Gu Zi se sorprendió un poco, pero pronto encontró la situación razonable. Después de todo, Yang Zhen y Guan Xin compartían un vínculo cercano, y la familia Guan era bastante abierta. A diferencia de otras familias prestigiosas, no menospreciaban a las mujeres de orígenes ordinarios.

—Entonces, tu relación con Guan Xin no es tan simple como ser buenos compañeros de clase. Felicitaciones, debo celebrar con un brindis en tu boda —le dijo ella a Yang Zhen.

—Tu presencia en el banquete de bodas es imprescindible.
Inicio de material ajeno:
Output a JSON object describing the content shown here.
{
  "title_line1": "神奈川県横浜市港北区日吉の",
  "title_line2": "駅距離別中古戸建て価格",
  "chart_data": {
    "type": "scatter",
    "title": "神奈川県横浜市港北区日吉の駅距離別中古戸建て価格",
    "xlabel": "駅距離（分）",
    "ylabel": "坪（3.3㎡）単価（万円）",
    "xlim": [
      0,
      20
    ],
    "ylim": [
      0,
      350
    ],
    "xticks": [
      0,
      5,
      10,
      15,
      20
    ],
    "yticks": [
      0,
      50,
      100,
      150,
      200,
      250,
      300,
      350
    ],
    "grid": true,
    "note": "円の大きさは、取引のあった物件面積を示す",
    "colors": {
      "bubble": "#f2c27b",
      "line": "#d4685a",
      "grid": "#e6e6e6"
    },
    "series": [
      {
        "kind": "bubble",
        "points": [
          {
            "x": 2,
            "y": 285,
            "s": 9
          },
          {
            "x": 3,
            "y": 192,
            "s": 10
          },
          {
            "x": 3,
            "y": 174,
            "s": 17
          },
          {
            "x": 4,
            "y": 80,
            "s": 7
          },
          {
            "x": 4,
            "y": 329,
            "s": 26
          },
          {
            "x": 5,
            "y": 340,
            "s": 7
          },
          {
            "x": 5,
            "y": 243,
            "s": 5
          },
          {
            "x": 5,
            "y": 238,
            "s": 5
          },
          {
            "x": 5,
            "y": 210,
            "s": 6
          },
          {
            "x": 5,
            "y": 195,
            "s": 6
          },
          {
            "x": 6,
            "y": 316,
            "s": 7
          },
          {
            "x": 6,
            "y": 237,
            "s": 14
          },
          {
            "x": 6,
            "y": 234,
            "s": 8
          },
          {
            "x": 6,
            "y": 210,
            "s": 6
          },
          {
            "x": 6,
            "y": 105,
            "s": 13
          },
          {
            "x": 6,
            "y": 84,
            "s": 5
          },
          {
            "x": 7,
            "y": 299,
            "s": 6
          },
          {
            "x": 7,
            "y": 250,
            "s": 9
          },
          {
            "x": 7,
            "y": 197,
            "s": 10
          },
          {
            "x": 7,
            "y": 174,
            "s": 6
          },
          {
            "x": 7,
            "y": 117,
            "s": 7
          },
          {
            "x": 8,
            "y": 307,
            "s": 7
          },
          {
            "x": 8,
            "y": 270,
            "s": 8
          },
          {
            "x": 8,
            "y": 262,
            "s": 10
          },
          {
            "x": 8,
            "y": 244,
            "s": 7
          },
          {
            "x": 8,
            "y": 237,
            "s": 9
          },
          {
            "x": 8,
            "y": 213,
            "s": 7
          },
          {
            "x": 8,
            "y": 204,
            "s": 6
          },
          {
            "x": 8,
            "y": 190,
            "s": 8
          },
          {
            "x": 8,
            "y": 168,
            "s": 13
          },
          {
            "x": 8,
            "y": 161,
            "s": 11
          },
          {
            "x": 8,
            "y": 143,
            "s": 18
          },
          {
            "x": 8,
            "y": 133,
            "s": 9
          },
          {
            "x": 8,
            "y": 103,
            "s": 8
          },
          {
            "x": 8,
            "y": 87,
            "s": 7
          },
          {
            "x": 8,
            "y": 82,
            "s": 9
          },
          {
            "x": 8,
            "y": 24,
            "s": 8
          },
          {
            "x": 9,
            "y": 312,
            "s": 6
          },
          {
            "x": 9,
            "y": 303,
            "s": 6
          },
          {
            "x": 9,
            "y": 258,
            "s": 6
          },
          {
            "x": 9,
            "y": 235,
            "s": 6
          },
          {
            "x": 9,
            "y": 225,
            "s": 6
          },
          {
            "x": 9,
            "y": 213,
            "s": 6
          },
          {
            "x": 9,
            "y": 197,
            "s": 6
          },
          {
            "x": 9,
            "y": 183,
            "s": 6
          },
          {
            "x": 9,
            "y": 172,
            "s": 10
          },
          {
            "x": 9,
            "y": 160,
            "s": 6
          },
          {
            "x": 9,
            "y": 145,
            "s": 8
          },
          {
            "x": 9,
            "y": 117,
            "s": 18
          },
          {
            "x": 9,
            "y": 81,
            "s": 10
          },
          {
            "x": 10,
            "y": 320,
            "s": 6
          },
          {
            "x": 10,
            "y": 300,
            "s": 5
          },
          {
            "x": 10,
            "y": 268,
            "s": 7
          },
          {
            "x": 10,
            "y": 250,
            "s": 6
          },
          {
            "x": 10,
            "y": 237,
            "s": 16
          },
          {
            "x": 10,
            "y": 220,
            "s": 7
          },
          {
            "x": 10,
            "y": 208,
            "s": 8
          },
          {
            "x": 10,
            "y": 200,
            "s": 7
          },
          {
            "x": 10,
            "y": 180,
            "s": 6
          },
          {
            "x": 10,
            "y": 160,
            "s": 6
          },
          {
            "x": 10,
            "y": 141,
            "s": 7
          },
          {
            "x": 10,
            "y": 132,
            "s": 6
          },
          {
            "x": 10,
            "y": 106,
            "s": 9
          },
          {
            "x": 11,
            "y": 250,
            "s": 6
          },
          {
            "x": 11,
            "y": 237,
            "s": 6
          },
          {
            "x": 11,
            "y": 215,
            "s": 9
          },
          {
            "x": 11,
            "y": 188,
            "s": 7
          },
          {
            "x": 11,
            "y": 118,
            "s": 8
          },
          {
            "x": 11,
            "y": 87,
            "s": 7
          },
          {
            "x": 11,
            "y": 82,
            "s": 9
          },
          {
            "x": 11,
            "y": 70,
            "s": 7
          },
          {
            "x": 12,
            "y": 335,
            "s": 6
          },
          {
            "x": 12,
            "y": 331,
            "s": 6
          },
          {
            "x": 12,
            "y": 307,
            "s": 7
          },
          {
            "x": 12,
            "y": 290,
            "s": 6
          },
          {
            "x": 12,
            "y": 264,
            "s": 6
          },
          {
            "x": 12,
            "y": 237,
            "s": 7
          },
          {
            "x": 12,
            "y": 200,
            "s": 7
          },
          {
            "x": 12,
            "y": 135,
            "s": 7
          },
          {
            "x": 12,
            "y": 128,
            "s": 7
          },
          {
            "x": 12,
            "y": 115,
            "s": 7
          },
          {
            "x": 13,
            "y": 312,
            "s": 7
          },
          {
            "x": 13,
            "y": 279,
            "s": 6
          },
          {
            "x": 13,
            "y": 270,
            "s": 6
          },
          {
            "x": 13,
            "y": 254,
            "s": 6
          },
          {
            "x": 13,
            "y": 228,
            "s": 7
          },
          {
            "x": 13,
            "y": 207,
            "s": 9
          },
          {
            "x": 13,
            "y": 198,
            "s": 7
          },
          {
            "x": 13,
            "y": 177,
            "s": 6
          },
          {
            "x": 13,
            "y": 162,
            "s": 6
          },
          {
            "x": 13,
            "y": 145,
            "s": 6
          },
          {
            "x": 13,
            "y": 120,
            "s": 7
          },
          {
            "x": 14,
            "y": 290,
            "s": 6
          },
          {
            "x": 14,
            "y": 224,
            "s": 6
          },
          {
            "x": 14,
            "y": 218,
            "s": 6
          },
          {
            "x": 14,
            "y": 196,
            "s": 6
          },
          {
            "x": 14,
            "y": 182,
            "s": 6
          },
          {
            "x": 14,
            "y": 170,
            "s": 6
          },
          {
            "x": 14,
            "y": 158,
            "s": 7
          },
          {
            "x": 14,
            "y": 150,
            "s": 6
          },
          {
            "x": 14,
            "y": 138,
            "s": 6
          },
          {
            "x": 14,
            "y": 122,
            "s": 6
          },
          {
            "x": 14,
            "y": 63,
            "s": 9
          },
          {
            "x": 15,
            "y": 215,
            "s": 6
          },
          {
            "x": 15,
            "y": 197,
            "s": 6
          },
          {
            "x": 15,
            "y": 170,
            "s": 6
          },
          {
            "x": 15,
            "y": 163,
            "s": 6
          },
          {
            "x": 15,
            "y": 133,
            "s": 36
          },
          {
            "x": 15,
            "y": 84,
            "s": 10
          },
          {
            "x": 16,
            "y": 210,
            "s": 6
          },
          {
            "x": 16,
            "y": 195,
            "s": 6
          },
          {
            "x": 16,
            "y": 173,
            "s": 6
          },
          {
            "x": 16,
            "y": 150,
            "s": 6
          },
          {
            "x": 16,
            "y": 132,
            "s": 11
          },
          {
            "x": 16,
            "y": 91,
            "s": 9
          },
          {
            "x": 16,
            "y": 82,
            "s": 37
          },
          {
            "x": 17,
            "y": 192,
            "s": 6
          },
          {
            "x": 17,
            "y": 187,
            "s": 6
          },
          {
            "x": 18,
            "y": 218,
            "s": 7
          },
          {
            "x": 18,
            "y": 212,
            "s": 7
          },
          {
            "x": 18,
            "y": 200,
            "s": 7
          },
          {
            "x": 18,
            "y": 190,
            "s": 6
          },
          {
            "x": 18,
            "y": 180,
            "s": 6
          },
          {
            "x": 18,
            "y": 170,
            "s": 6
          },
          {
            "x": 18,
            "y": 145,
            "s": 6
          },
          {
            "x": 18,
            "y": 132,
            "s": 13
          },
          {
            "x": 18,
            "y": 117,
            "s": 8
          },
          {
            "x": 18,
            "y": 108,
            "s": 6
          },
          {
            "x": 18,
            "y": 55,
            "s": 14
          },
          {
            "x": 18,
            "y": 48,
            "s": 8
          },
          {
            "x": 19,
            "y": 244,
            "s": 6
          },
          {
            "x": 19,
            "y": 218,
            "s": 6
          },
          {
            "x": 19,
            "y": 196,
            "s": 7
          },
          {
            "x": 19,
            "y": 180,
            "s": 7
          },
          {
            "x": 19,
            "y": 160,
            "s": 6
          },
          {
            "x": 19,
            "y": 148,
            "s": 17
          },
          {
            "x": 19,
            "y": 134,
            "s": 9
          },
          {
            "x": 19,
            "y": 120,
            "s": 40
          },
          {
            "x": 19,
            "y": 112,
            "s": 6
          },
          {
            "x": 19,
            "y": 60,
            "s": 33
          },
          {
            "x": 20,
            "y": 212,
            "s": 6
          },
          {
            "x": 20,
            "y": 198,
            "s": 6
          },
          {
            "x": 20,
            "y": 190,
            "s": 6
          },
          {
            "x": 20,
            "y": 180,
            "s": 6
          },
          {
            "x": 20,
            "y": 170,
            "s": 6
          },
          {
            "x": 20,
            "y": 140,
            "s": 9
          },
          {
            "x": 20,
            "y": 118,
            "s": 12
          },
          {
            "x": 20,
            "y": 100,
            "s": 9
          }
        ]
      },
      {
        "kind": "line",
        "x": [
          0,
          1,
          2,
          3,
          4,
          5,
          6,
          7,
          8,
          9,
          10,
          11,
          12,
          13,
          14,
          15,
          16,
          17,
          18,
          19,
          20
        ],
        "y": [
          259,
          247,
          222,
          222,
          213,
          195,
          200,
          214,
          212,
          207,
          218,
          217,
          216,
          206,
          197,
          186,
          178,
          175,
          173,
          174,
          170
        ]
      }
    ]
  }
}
Espero que nos honres con tu presencia —respondió Yang Zhen, naturalmente encantado.

Los dos adultos, demasiado perezosos para moverse, se sentaron en la manta de picnic, picoteando comida de vez en cuando y charlando tranquilamente. Gu Zi, habiendo comido hasta saciarse y disfrutando del calor del sol en su espalda, de repente sintió una abrumadora oleada de somnolencia. Quería dormir y le pidió a Su Le que jugara con Yang Zhen mientras ella tomaba una siesta.

Viendo a Gu Zi en este estado, Yang Zhen, sosteniendo a Su Le, se rió.

—No sé por qué, pero tu madre parece un poco lenta hoy. Déjala dormir un rato. Tu padre no está en casa, y ella tiene que cuidar a varios niños sola. Es bastante agotador. Pero nuestro Lele es tan bien portado, tu madre debe estar cansada pero feliz.

Y así, Yang Zhen entretuvo a Su Le, y los dos jugaron un rato.

Gu Zi se despertó veinte minutos después. Sentándose, pareció notar algo extraño y se volvió hacia Su Bing.

—Su Bing, ¿han vuelto tus hermanos? ¿Por qué no está Jiang Nuan aquí?

Su Bing había estado absorto en resolver problemas. Señorita Mi le había enviado un grueso libro de matemáticas avanzadas, cuyos problemas eran bastante desafiantes.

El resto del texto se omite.